I think we have a deadlock possible here.  If sk->sk_send_head is
the only packet in the output queue, and the remote system has no
reason to send us zero-window probes or any other packets, we could
wedge if the skb_clone() fails for the tcp_transmit_skb() call.
We won't set any timers if we fail to send that single sk->sk_send_head
write queue packet, and we have no pending frames waiting to be ACK'd,
so nothing will wake us up to retry the transmit.

> > and size appropriately.  I think the tcp_snd_test() simplifications
> > made by my TSO Reloaded patch would help a lot here.  The send test is
> > logically now split to it's two tests 1) whether to send anything at
> > all, and 2) once #1 passes, how many such packets.
> 
> That was another one of my comments to your patch :) I was going to
> suggest that we move the cwnd/in_flight loop from tcp_snd_test to
> emit_send_queue.

One elegant part of the tcp_snd_test() in the TCP Reloaded patch is
that tcp_write_queue() calls it exactly once.
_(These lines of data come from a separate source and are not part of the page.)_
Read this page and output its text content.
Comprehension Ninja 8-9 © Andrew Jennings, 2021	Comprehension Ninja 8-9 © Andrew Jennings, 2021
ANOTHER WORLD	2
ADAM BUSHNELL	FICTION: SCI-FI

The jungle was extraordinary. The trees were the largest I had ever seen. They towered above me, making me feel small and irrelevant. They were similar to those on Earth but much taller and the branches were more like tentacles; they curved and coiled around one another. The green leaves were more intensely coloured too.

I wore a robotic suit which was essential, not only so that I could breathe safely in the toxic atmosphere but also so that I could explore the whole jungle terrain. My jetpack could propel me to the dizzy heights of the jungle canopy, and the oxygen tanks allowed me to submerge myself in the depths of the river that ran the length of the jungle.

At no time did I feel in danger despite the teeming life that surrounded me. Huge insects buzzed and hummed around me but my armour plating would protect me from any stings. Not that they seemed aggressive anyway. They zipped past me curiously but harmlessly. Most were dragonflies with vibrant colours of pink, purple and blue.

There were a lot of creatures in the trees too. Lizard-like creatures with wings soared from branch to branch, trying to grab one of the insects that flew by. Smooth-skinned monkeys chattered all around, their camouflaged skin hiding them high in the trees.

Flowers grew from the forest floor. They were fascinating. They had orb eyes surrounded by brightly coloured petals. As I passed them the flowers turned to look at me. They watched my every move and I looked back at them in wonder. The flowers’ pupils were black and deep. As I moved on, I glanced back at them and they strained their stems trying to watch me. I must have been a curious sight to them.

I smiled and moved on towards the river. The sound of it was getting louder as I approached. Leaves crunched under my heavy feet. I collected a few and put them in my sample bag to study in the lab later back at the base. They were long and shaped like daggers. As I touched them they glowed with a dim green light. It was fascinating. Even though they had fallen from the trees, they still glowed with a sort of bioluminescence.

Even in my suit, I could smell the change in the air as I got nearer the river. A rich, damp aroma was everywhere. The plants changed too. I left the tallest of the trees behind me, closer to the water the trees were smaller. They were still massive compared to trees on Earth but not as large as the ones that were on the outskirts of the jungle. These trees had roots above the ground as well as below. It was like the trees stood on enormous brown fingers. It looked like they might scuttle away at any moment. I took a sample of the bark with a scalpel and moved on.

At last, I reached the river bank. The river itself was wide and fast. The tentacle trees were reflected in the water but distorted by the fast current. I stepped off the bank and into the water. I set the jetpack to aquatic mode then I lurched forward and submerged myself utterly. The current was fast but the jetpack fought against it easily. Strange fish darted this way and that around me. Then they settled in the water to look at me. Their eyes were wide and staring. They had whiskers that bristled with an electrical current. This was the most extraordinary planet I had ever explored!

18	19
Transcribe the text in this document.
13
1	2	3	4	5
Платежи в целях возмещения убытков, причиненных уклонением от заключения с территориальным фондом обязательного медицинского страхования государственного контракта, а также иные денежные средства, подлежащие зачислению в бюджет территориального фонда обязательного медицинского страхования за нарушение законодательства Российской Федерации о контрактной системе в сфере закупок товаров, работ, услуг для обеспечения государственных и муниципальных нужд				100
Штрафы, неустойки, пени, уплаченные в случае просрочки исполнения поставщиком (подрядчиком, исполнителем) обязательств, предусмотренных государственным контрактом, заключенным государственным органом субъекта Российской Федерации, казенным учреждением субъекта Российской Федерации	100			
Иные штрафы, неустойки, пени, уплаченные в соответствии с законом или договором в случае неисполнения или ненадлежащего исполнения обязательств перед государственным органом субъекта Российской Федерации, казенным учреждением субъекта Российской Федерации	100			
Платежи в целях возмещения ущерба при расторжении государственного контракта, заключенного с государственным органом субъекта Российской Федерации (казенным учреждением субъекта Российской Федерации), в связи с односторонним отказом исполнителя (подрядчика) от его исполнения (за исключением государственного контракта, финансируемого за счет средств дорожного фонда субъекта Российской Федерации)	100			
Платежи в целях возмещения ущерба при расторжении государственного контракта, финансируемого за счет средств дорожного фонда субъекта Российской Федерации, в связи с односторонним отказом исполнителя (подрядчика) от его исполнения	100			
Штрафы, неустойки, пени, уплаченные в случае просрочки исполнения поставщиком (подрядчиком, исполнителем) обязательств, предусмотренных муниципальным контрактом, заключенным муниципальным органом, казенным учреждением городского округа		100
That loop in there is bogus and unnecessary.  In the changelog for
the TCP Reloaded patch I mention that this can be simplified into:

	new_packets = skb_queue_len(&sk->sk_write_queue) - in_flight;
	cwnd -= in_flight;
	return min(new_packets, cwnd);

It is a BUG() for this calculation to be larger than the number of
packets from sk->sk_send_head to the end of the write queue (which is
the invariant we must guarentee for our caller).  We could even check
for this while debugging the implementation early on.

> > This would be a sort of super-TSO that would do less segmenting work
> > than even a "perfect" TSO segmenter would.
> > 
> > I'm still not sure which approach is best, just throwing around some
> > ideas.
> 
> On paper your new super-TSO approach sounds the best.  However, I
> suppose we won't know for sure until we try :)

Yeah, TCP Reloaded sounded really nice on paper too :-)

To handle these super-TSO frames properly, we would need to add
sk->sk_send_offset to go along with sk->sk_send_head.  So then
update_send_head() would advance sk->sk_send_offset, and if that
completely consumed sk->sk_send_head then the pointer would be
advanced.

Tests of sk->sk_send_head would need to be fixed up similarly.